As a lifelong resident and a professional forester in B.C. for more than three decades, with a 40-year wildfire suppression background, and previously recognized by the B.C. Wildfire Service (BCWS) as a wildfire specialist, I am angered by the present state of wildfire management in our province.
The people of British Columbia deserve an independent review of how the BCWS manages wildfires. We need an in-depth analysis of the operations on the fireline, not another high-level report with a laundry list of recommendations that are largely ignored.
The present model has proven itself totally inadequate. It has failed to effectively respond to the growing threat of wildfires.
A wildfire management model that does not communicate with, organize or utilize First Nations and experienced local forest professionals is guaranteed to fail.
A model that increases wildfire costs and area burned, slows wildfire suppression responses and erodes the ability of B.C. to fight its own wildfires is not in the interest of British Columbians.
We will only be successful if our entire forest industry is organized and involved in wildfire management. Unfortunately, the present BCWS management has shown no interest in such a logical, cooperative approach. It can’t empire build on that model.

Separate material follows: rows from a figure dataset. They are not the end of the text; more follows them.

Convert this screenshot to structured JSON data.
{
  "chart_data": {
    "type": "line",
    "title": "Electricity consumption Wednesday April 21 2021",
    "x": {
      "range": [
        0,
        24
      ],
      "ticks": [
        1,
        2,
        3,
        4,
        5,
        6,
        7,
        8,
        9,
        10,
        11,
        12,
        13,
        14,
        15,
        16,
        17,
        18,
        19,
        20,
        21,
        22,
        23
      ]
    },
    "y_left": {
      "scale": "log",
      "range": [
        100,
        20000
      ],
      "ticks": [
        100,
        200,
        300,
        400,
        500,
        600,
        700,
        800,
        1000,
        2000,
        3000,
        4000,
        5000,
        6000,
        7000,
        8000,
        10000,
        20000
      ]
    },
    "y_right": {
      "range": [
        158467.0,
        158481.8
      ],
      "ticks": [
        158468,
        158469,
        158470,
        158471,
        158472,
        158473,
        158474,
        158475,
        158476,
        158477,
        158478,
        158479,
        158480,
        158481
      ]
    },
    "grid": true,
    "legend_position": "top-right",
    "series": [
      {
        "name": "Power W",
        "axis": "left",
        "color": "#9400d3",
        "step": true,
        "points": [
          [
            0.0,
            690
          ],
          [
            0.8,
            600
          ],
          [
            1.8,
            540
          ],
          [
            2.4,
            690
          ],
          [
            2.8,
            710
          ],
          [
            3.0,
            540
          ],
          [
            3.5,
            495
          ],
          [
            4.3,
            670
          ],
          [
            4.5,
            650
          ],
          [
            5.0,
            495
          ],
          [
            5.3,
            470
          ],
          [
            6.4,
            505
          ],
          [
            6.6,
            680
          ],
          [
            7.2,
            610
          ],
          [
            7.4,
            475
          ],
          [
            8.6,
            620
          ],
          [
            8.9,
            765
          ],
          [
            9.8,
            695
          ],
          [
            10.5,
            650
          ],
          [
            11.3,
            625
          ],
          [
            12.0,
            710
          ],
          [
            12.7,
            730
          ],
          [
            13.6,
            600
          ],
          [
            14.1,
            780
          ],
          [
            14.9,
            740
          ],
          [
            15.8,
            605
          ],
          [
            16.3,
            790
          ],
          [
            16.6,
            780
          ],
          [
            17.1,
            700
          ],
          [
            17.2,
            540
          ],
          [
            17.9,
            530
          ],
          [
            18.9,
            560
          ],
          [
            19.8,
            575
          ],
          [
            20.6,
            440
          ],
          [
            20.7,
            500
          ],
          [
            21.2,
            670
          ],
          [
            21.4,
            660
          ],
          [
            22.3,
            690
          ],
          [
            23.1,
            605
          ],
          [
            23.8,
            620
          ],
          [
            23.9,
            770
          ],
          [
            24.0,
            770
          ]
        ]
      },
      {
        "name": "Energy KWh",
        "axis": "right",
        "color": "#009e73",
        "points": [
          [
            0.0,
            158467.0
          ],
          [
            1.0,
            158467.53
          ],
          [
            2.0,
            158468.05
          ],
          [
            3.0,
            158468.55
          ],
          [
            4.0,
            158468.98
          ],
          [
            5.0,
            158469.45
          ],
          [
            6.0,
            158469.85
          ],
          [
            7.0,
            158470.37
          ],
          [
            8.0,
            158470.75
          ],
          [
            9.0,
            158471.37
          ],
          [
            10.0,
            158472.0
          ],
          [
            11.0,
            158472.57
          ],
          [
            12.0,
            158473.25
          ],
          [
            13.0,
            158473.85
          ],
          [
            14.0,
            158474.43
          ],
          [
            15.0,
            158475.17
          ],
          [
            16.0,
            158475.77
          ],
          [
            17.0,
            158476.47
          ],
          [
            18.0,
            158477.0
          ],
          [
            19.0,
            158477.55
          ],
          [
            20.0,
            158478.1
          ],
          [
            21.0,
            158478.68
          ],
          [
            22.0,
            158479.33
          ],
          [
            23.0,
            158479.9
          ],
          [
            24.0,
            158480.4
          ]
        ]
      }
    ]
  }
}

The BCWS would prefer to manage wildfires all by itself. It does not have the resources or knowledge to properly do so, but the agency refuses to include independent B.C. forest professionals and contractors to improve wildfire management. As a result, BCWS field staff is spread so thinly that they are ineffective and poorly supported.
When near collapse, the BCWS ignores B.C. forestry experts and parachutes in people from Australia, Quebec and elsewhere to make community-altering economic and forest-management decisions with zero local knowledge, experience or accountability.
That is unique to B.C. Other jurisdictions value, nurture and utilize their local resources. The BCWS prefers to hire anyone from anywhere, except from B.C., to manage our fires for us
The North Shuswap wildfire disaster is a further example of the failure of the present model.
A decision was made to ignite more than a dozen kilometres of highly valuable timber, in proximity to a forested community, without the resources to ensure it didn’t escape. This burn, conducted before the arrival of a fast-moving cold front with strong, erratic winds, was a very high-risk activity that may have made the situation worse.
The real tragedy is that the wildfire was still out of control after 39 days of burning. The readily available resources required to put that fire out on day one, or day 10 or day 20, were never coordinated or utilized.
The BCWS is full of dedicated, hardworking people. It is important to recognize and support the hard work of the initial attack crews, unit crews and on-the-ground personnel, real champions for doing this tough work. Equally, middle managers frustrated by their inability to fight wildfires effectively through engaging local contractors and professionals deserve support.
The frontline fire zone personnel are left struggling, their hands tied due to bureaucratic constraints. Urgent requests for fireline support are met with, “Someone from Ontario will be there in a week or two — maybe.”
No wonder our recent firefighting efforts have been so ineffective. We need a BCWS that leads a coordinated effort to manage wildfires in our province.
The roadblocks in the present system need to be identified and removed immediately. Wildfire suppression in B.C. will only be successful when all those who can help — including First Nations and forestry experts — re directly involved.
We need all hands on deck, a team working for the benefit of all British Columbians. That isn’t happening now.